Görünmeyen tarafın görünen yüzü Yarbay Sökmen-ki sonradan bu ismin takma olduğu anlaşılacaktır- Mart 1978'de birdenbire artan olayları şöyle açıklayacaktır: "Biz devlet diye bir dine inandık... ona kulluk ettik...Yaptığımız şey devleti kurtarmak adına devletin ihtiyaç duyduğu düşmanları üretmekti. Şeytan sıfatıyla görev yaparken halkın önüne atmak için günah keçileri yarattık. Sol ve sağ örgütler işte bu günah keçileri oldu. Yani sağ ve sol adına icraatlar yaptık. Eh ne diyeyim, objektif şartlar elverişliydi...Hainlerden, düşmanlardan korunacak bir devlet olmasaydı biz ne işe yarardık. Bizim varlığımız devletin hep beka sorunu yaşamasına bağlı. Biz devletiz, vatanın bize ihtiyacı olmasa da bizim kurtarılacak bir vatana ihtiyacımız var. Hastalığın, açlığın, sefaletin, savaşın uğramadığı bir ülkede ne Tanrı'nın ne de kralın sözü geçer. Bize hakkından gelebileceğimiz sorunlar lazım. Ölüme çare bulunsa Tanrı'yı kim takar?"
Kitapta o günün ülkücü ve devrimcilerinin teşkilat içi yapıları, dostlukları, muhabbetleri güzel bir olaylar örgüsü ile anlatılmış. 12 Eylül gençliğinin acıları, sevinçleri, hayalleri içinde yaşayan biri olarak ustalıkla resmedilmiş.
Kitabı değerli kılan, hayal ve kurgudan ziyade gerçeğe dayanması. Kitabı okudukça o günlerin psikolojisine gömülüyorsunuz. Türköne de o günlerin yabancısı değil, kardeşi Mustafa Türköne'yi o dönemde şehit verdi, o dönemde hapishane ve işkence ile tanıştı. Kitabın birçok yerinde o tanıklıkları hissediyorsunuz. Anlatımlar onun için canlı ve son derece sahici.
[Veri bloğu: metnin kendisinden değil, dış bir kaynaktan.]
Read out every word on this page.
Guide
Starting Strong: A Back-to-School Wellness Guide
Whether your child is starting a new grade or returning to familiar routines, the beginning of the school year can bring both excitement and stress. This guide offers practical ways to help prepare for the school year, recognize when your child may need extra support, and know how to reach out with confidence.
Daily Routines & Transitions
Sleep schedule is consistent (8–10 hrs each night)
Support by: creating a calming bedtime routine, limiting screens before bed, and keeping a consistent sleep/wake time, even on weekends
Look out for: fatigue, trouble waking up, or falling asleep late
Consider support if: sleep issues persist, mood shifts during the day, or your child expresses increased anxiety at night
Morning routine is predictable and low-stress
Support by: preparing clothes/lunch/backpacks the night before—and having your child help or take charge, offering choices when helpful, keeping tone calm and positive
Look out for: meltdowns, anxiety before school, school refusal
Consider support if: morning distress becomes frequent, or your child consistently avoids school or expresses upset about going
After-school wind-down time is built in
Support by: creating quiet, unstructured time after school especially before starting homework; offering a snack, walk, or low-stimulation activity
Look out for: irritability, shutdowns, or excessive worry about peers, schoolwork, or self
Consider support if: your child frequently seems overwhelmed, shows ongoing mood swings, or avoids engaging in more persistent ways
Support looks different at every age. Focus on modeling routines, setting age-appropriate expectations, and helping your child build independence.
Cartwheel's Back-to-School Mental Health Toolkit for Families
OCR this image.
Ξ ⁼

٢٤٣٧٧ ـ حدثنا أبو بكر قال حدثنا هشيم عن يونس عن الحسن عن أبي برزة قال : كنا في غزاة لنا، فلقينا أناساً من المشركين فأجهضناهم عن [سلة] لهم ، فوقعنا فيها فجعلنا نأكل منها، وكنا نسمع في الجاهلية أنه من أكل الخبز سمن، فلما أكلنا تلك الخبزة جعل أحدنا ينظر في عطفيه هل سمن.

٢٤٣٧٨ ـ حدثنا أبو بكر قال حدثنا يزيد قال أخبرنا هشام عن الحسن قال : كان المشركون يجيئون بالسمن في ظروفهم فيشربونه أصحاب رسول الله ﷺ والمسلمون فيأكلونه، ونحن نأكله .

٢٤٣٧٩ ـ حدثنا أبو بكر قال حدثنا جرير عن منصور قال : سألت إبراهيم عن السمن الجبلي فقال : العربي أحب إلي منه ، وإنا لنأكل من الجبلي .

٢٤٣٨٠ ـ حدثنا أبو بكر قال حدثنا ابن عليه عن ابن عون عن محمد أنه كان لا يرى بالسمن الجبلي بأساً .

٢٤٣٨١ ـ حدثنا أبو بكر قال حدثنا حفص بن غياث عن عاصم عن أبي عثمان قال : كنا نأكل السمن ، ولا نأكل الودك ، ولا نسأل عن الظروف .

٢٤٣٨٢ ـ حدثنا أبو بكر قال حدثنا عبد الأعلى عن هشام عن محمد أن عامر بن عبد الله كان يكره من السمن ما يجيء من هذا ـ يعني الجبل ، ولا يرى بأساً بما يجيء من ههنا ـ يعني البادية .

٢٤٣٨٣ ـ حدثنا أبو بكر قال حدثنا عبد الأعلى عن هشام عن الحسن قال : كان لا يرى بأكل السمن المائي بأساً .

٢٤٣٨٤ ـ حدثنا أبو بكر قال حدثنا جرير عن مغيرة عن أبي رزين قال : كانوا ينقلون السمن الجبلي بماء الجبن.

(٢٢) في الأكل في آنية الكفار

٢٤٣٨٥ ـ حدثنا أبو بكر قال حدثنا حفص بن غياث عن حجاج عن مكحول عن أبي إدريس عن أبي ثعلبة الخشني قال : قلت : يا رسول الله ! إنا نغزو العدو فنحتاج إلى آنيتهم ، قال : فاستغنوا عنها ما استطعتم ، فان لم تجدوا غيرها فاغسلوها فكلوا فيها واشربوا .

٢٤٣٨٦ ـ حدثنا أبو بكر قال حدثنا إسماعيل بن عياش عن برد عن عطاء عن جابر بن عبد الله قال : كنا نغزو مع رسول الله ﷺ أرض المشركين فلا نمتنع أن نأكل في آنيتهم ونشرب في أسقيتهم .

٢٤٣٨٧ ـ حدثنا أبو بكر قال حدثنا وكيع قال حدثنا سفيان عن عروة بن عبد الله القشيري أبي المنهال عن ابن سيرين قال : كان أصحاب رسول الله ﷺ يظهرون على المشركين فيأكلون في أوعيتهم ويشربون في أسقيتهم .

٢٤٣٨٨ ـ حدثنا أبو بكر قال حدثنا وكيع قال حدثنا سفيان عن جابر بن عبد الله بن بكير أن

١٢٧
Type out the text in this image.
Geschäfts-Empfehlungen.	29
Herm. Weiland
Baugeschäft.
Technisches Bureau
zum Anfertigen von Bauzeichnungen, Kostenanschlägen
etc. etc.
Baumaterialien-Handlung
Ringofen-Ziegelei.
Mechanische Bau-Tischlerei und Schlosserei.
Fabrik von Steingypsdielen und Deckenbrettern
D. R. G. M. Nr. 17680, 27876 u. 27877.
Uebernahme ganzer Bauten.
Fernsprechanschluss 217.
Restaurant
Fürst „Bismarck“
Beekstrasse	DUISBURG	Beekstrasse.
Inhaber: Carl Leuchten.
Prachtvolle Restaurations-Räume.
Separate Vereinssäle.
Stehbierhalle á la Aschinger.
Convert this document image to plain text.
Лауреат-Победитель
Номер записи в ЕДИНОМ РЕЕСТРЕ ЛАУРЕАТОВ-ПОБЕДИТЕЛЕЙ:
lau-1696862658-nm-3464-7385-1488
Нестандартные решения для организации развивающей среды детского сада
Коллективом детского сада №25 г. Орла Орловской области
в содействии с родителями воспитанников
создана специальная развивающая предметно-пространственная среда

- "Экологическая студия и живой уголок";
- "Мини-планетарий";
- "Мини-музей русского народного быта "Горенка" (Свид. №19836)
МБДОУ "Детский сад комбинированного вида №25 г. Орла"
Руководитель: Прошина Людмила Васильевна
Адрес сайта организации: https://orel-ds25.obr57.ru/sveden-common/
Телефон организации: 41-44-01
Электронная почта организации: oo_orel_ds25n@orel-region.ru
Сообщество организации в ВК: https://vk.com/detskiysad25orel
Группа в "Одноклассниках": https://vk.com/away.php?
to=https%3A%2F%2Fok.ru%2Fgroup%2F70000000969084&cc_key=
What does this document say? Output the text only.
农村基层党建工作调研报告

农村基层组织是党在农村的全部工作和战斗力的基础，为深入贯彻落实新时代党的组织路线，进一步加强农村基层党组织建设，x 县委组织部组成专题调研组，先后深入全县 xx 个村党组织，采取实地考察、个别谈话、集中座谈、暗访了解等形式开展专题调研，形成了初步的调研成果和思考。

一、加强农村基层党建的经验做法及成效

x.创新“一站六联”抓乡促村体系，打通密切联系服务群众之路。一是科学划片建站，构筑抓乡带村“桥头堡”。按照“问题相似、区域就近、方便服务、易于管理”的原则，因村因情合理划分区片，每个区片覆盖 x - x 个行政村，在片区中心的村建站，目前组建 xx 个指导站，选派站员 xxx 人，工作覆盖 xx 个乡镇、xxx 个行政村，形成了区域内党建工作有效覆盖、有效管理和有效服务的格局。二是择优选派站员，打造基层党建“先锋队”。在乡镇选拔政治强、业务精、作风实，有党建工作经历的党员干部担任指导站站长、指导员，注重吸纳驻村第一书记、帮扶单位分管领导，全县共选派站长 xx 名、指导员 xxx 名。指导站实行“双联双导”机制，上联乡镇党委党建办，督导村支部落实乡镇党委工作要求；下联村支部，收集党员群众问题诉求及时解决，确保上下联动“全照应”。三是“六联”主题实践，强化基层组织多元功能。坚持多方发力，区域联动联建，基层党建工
Bugünden farklı bir gelecek yaratmak isteyen, tuzağa düşmek istemeyen gençlerin mutlaka okuması gereken bir roman. Aşkları değil, davaları olan saf ve samimi bir neslin romanı. Onun için herkese çok kolay inandılar ve gözlerini kırpmadan ölüme gittiler. Binlercesi sokaklarda vuruldu, on binlercesi hapishanelerde solduruldu. Ahhh Eylül’ün çocukları...
Yazıyı Churcill'e ithaf edilen bir sözle bitirelim: Churcill'e Çanakkale savaşını kaybettiniz diye sorulur, Churcill: "Evet ama biz de Türklerin gençliğini, çiçeklerini yok ettik, kolay kolay doğrulamazlar" der.
Her on-on beş yılda yapılan da budur: Türkün çiçeklerini koparmak.
Oysa ne demişti Şeyh Edebali:" İnsanı yaşat ki devlet yaşasın!"